If we can get to an agreement that ozone.om.ratis.snapshot.dir should be in the same partition as ozone.om.db.dirs. I think we should add it to release notes and make it a general recommendation. Or we can simply deprecate ozone.om.ratis.snapshot.dir config as you said by moving snapshot dir inside ozone.om.db.dirs.
I was talking about this with @aswinshakil and there is another problem we should consider: the size of the Ratis snapshot might be far greater than the size of the final OM DB. This is because the Ratis snapshot has "inflated" all the hardlinks, so if there are many filesystem snapshots on dense buckets, the OM DB device needs an undetermined amount of space greater than the current DB in order to install the ratis snapshot. If this space is not available and we remove the configs, there is no good way out of the situation. We already don't have great handling to make sure there is always room to install a ratis snapshot, but the hardlink inflation makes the problem worse.
One idea to mitigate the problem:
- Allow ratis snapshot to be installed wherever is configured, as it is currently.
- Copy files one-by-one to the OM DB dir. If the file is in the hardlink list, create a link instead of a new file.
- This keeps space required on the OM DB device to no more than double that of the current DB, regardless of the amount of snapshots and hardlinks. It still does not make sure there is always space, but it is not worse than the current system behavior.
Discussed with @hemantk-12 and @swamirishi offline, Right now installSnapshotFromLeader is synchronized so this is where the follower downloads the checkpoint(candidate) from the leader and moves it to the actual OM DB. There will be only one download happening at any point in time.
This can happen in the same partition because we would be doing the same thing if we downloaded it in a different partition and moved that into OM DB's partition. Instead, download the checkpoint(candidate) in the OM DB partition.
We need to do a few things, deprecate configs ozone.om.ratis.snapshot.dir which allows the user to specify different partitions and also don't fall back to ozone.metadata.dirs. Instead, use ozone.om.db.dirs to download the checkpoint and avoid this problem altogether.
Regarding this previous comment, it turns out that the snapshot install only copies one copy of each SST file needed, and then builds the hardlinks from there. That means the Ratis snapshot will not be bigger than the OM DB and we should be able to put it right on the main DB disk without any more space concerns than what we already have.
I'm +1 for deprecating the configs.
@errose28 @aswinshakil Hi, the issue we encountered is similar, and we would like to know if this issue will continue to progress according to the discussion above?

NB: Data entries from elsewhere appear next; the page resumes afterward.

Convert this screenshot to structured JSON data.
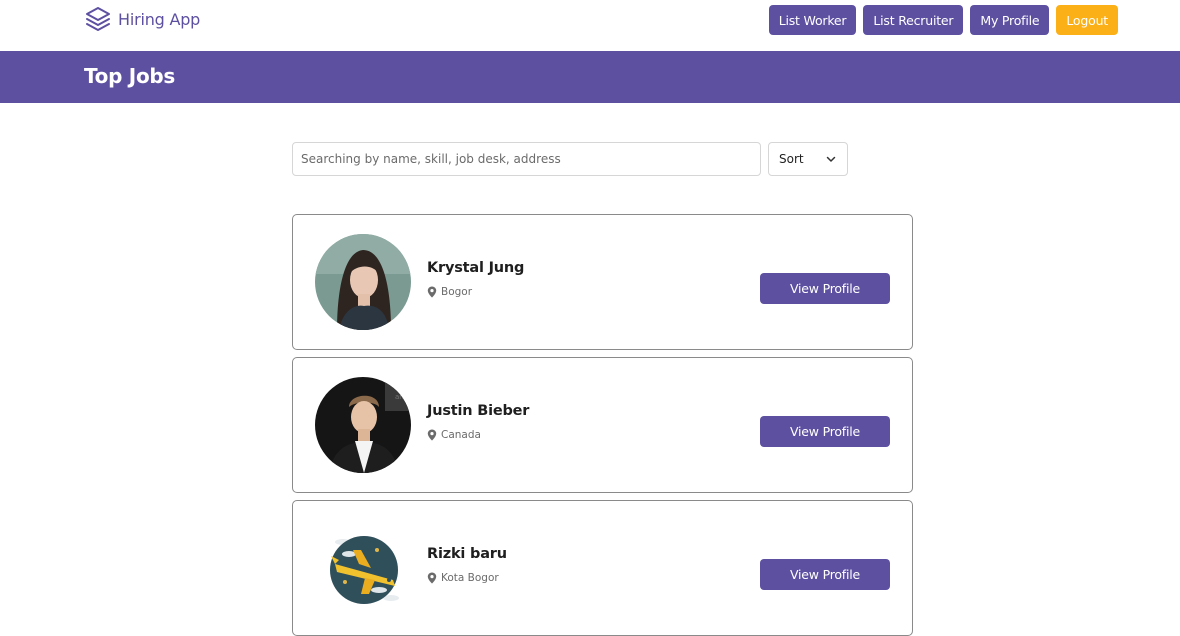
{
  "brand": {
    "name": "Hiring App",
    "icon": "layers-icon"
  },
  "nav": {
    "list_worker": "List Worker",
    "list_recruiter": "List Recruiter",
    "my_profile": "My Profile",
    "logout": "Logout"
  },
  "banner": {
    "title": "Top Jobs"
  },
  "search": {
    "placeholder": "Searching by name, skill, job desk, address",
    "value": ""
  },
  "sort": {
    "label": "Sort",
    "icon": "chevron-down-icon"
  },
  "workers": [
    {
      "name": "Krystal Jung",
      "location": "Bogor",
      "button": "View Profile",
      "avatar": "photo-woman"
    },
    {
      "name": "Justin Bieber",
      "location": "Canada",
      "button": "View Profile",
      "avatar": "photo-man"
    },
    {
      "name": "Rizki baru",
      "location": "Kota Bogor",
      "button": "View Profile",
      "avatar": "airplane-illustration"
    }
  ],
  "colors": {
    "primary": "#5e50a1",
    "accent": "#fbb017",
    "border": "#8a8a8a"
  }
}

Hi @weimingdiit based on the discussion here I think we would like to simplify the snapshot install configuration by deprecating ozone.om.ratis.snapshot.dir and putting the snapshot directly in ozone.om.db.dir, or ozone.om.metadata.dir if the DB dir is not configured. This makes sure that hardlinks and directory renames always work. I'll close this PR since I don't think it lines up with the current proposal and I'll update the Jira. This should be a minor change if you want to take it on.